You do not need to pay anything if USB logo and the word "USB" is not important to you and you are happy using a non-unique Vendor ID code.
The logo is protected by trademark and copyright and you receive a license to use it with conditions. One of those conditions is that you conduct certification testing. The Vendor ID is how they make sure you pay to support the spec.
There are certainly patents associated with USB, however, this will only become an issue if you attempt to reimplement (fork) USB itself, simply designing a device, but not testing it or paying for the logo, will not likely run into patent issues.
There is nothing wrong with using a "USB" connector for other purposes, e.g. USB as a device charging port started out as this kind of "off-label" use, or USB reusing interface for a different signal scheme of your design (custom UART). As long as you do not try to make this into it's own spec or patent that starts to look like USB... which is when you would need to understand the patents.
Most companies selling USB products pay to join the USB organization to obtain a vendor ID and may conduct some conformance testing depending on what they make.
USB Implementers forum (USB-If) owns the USB Specification, logo, and associated trademarks. (https://www.usb.org)
- Specifications, for the most part, are free to read.
- USB-IF maintains the list of vendor id's
- USB-IF sets the rules for testing and licenses the third party labs to do testing
Every organization that wishes to obtain a Vendor ID joins USB-IF and pays a $5000 annual membership fee or a one time $6000 fee for ID without membership. (https://www.usb.org/getting-vendor-id)

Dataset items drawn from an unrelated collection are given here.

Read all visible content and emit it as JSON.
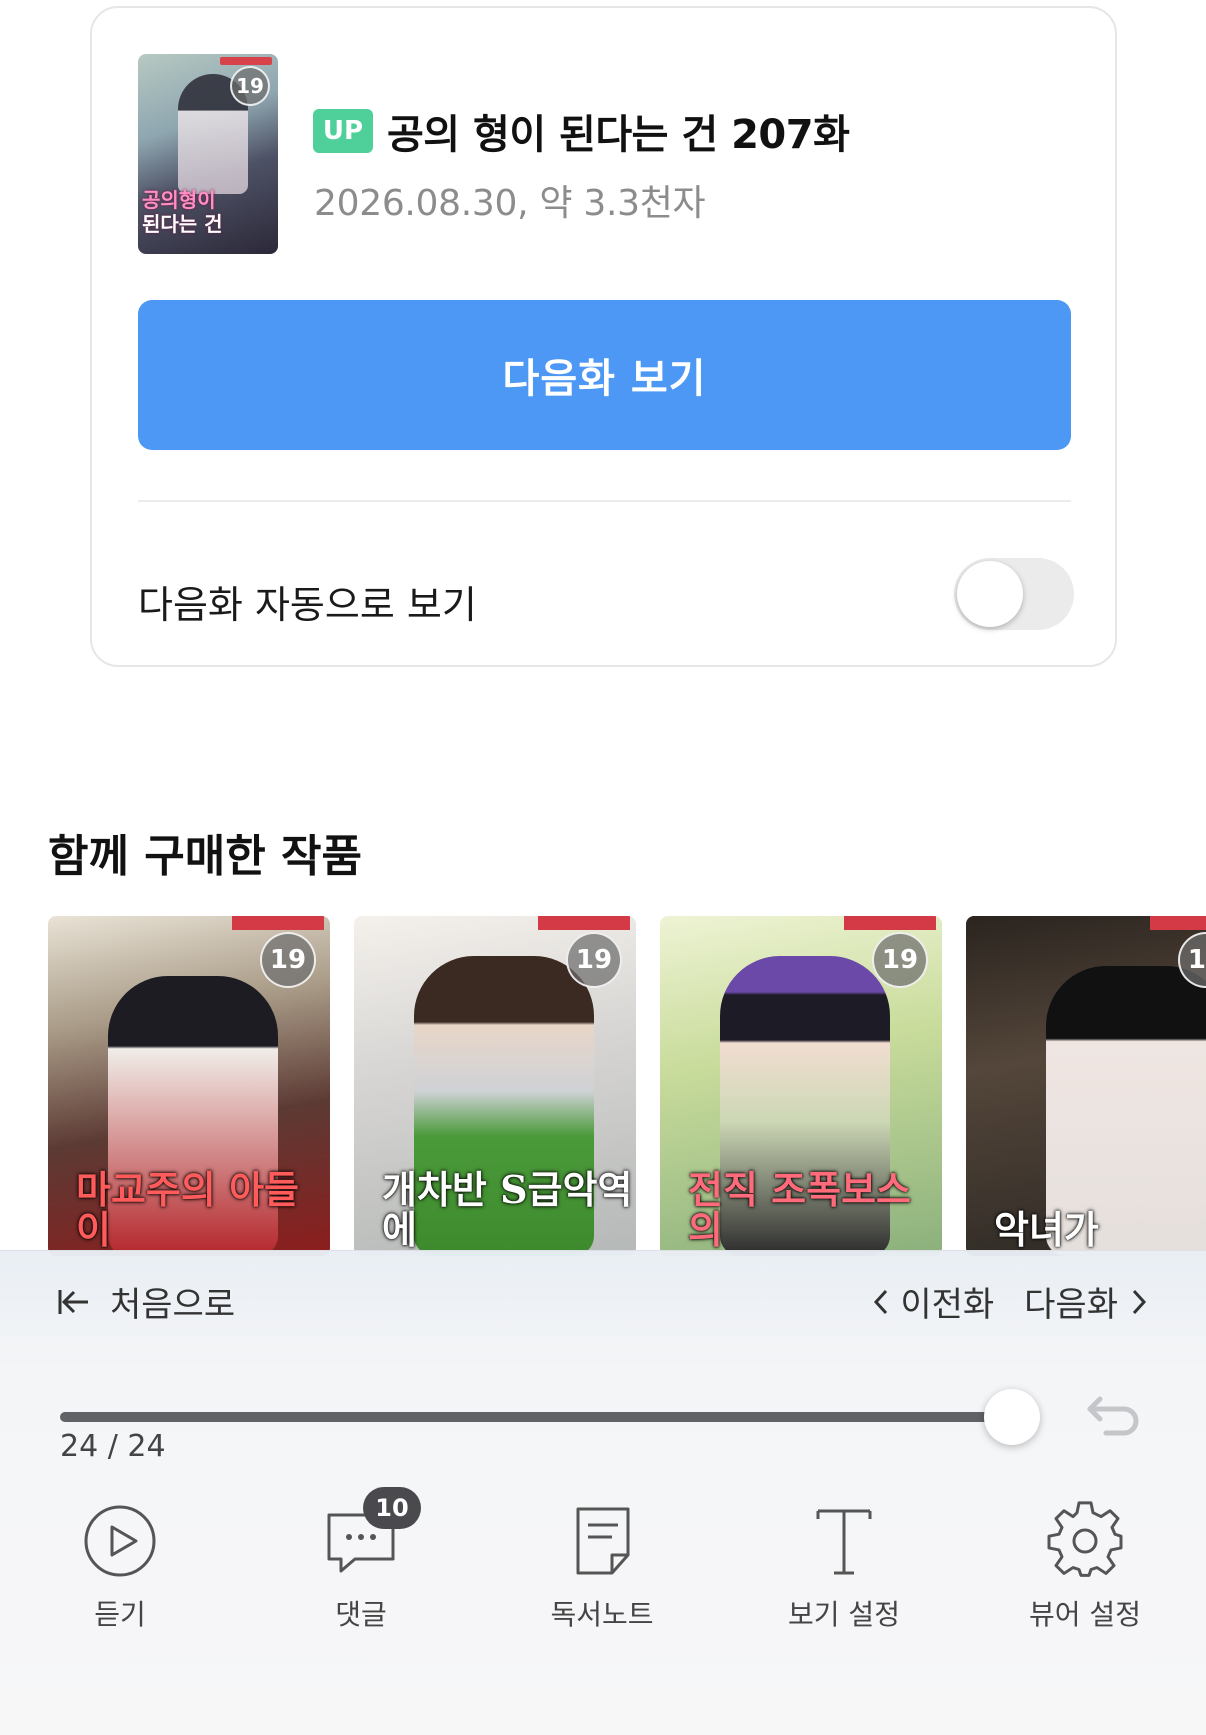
{
  "episode": {
    "age_rating": "19",
    "cover_title_line1": "공의형이",
    "cover_title_line2": "된다는 건",
    "badge": "UP",
    "title": "공의 형이 된다는 건 207화",
    "meta": "2026.08.30, 약 3.3천자",
    "next_button_label": "다음화 보기",
    "auto_next_label": "다음화 자동으로 보기",
    "auto_next_enabled": false
  },
  "recommendations": {
    "title": "함께 구매한 작품",
    "items": [
      {
        "age_rating": "19",
        "title_text": "마교주의 아들이"
      },
      {
        "age_rating": "19",
        "title_text": "개차반 S급악역에"
      },
      {
        "age_rating": "19",
        "title_text": "전직 조폭보스의"
      },
      {
        "age_rating": "19",
        "title_text": "악녀가"
      }
    ]
  },
  "toolbar": {
    "first_label": "처음으로",
    "prev_label": "이전화",
    "next_label": "다음화",
    "progress_fraction": 1.0,
    "page_count": "24 / 24",
    "buttons": [
      {
        "label": "듣기",
        "icon": "play-circle-icon"
      },
      {
        "label": "댓글",
        "icon": "comment-icon",
        "badge": "10"
      },
      {
        "label": "독서노트",
        "icon": "note-icon"
      },
      {
        "label": "보기 설정",
        "icon": "text-format-icon"
      },
      {
        "label": "뷰어 설정",
        "icon": "gear-icon"
      }
    ]
  },
  "colors": {
    "accent_blue": "#4e98f5",
    "up_badge_green": "#4fcf9a"
  }
}
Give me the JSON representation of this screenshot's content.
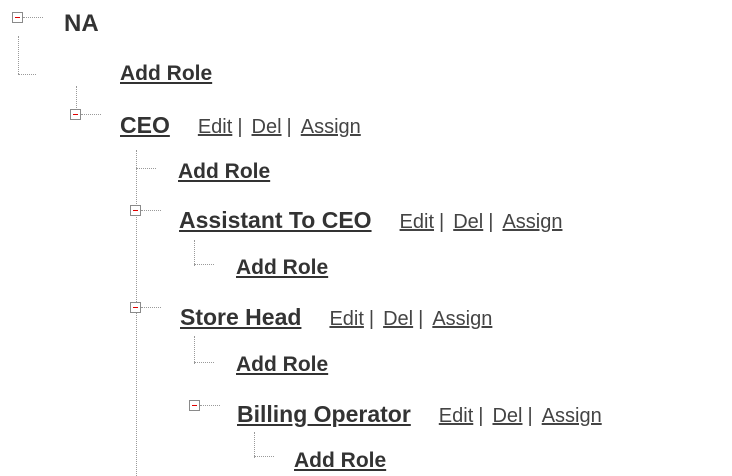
{
  "tree": {
    "root": {
      "label": "NA"
    },
    "add_role_label": "Add Role",
    "actions": {
      "edit": "Edit",
      "del": "Del",
      "assign": "Assign",
      "separator": "|"
    },
    "roles": {
      "ceo": {
        "label": "CEO"
      },
      "assistant_to_ceo": {
        "label": "Assistant To CEO"
      },
      "store_head": {
        "label": "Store Head"
      },
      "billing_operator": {
        "label": "Billing Operator"
      }
    }
  },
  "colors": {
    "text": "#333333",
    "toggle_minus": "#e00000",
    "toggle_border": "#8a8a8a",
    "guide_line": "#9a9a9a"
  },
  "icons": {
    "toggle": "collapse-minus-icon"
  }
}
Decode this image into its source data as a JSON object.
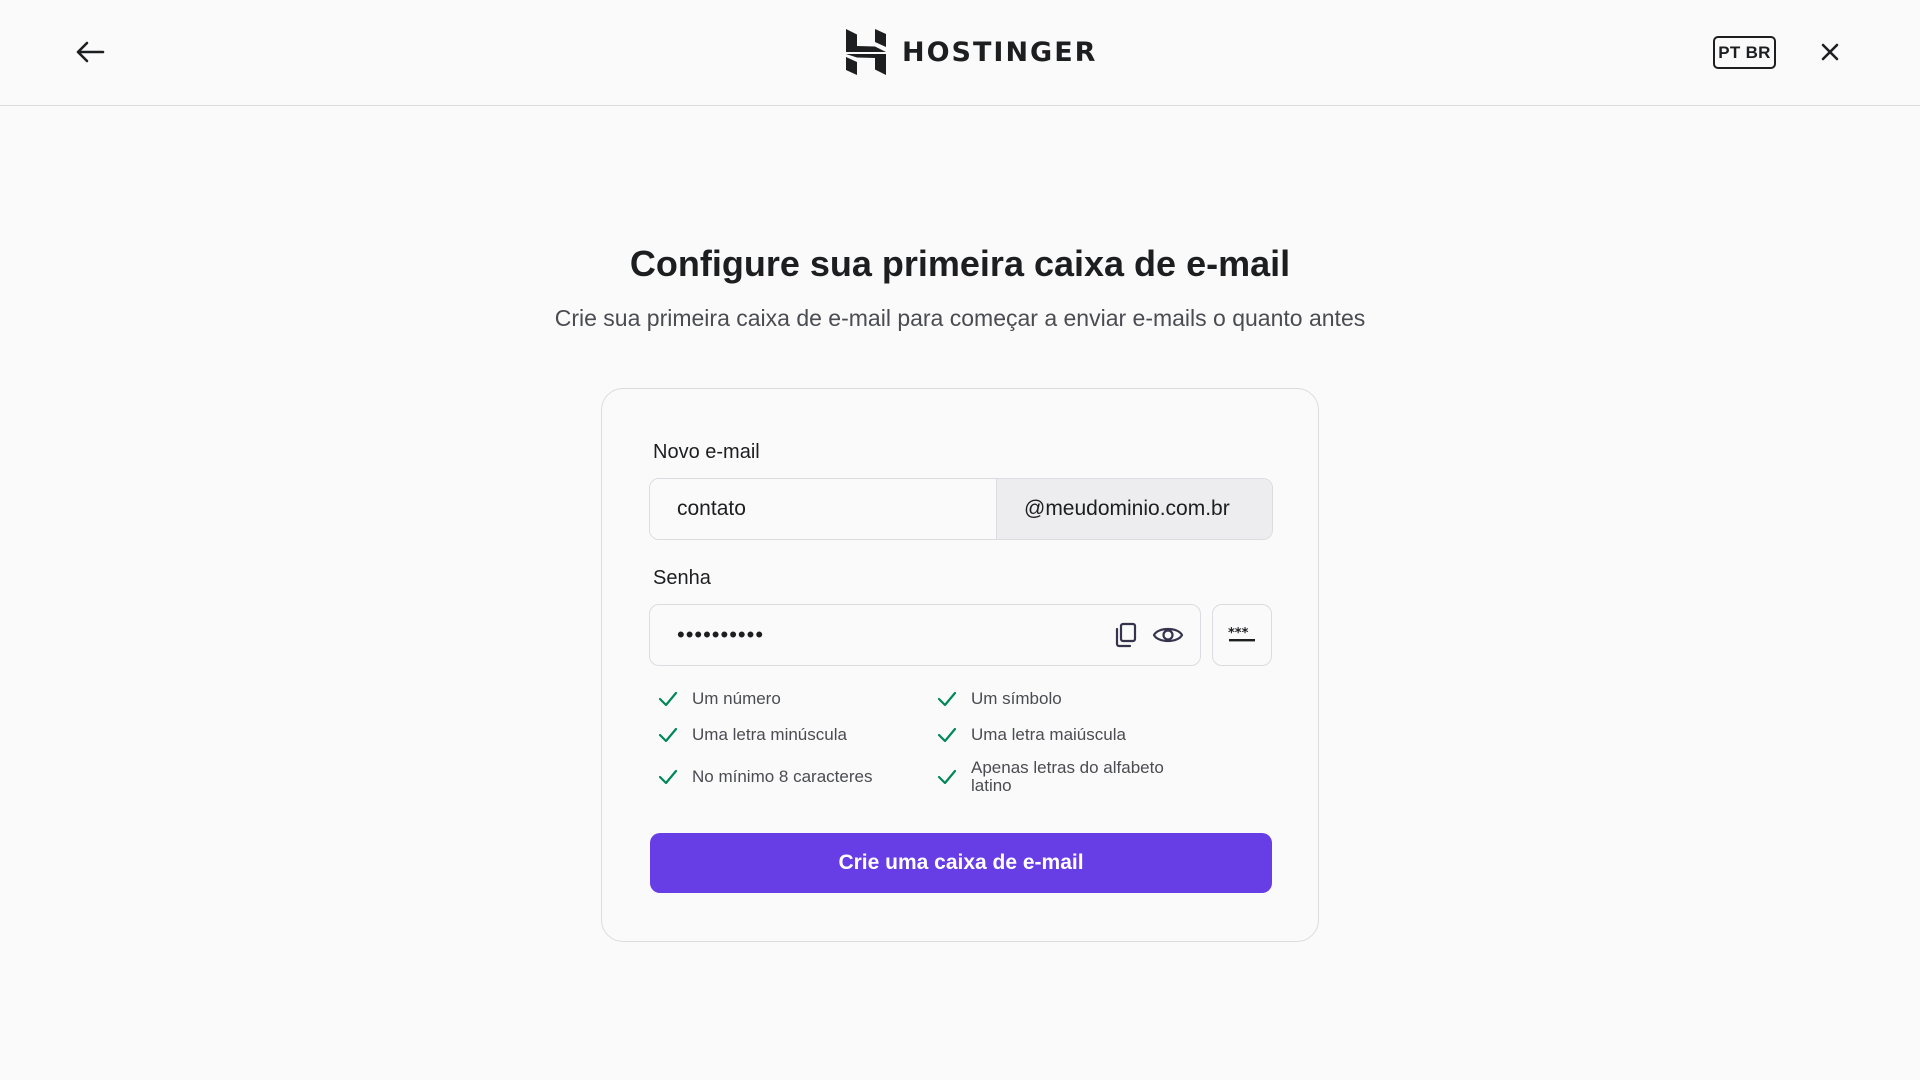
{
  "header": {
    "brand": "HOSTINGER",
    "language": "PT BR"
  },
  "page": {
    "title": "Configure sua primeira caixa de e-mail",
    "subtitle": "Crie sua primeira caixa de e-mail para começar a enviar e-mails o quanto antes"
  },
  "form": {
    "email_label": "Novo e-mail",
    "email_value": "contato",
    "email_domain": "@meudominio.com.br",
    "password_label": "Senha",
    "password_masked": "••••••••••",
    "requirements": [
      "Um número",
      "Um símbolo",
      "Uma letra minúscula",
      "Uma letra maiúscula",
      "No mínimo 8 caracteres",
      "Apenas letras do alfabeto latino"
    ],
    "submit_label": "Crie uma caixa de e-mail"
  },
  "colors": {
    "accent": "#673de6",
    "check": "#00875a"
  }
}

- Some microcontroller companies let you sublicense use their Vendor ID for prototypes and testing .
- There is an "unnoficial" vendor ID 0xF055 used by open source projects.
- Joining also gives you the right to influence the future of the specifications.
- All assigned Vendor ID's a listed here, every one of those companies has paid to obtain this number. Note that many of companies that make processors and microcontrollers are on there.
- In order to use the logo and call yourself a USB device you must pay a license fee of $3500 for the logo. (https://www.usb.org/logo-license)
- As a condition of the license, you must pass a compliance test. (https://www.usb.org/compliance)
- In order to pass a compliance test you must pay an outside lab and provide test samples that may cost you money.
- Some devices may not require testing, usually applicable if you make many similar devices and do not want to test all of them.
- If you are a member paying annual dues, the $3500 fee is waived.
As an aside, conformance testing in and of itself is a great engineering challenge, while you may wish to avoid the fees associated with USB and conformance testing with independent lab and this is reasonable for a hobbyist it is still a good exercise to go through the certification tests on your own.
It serves as a design checklist and implementation guide, and is also there to ensure that your device is inter-operable with other USB devices. The last thing you would want as a designer, even of a hobby product, is a USB widget that damages or is not interoperable with other USB devices.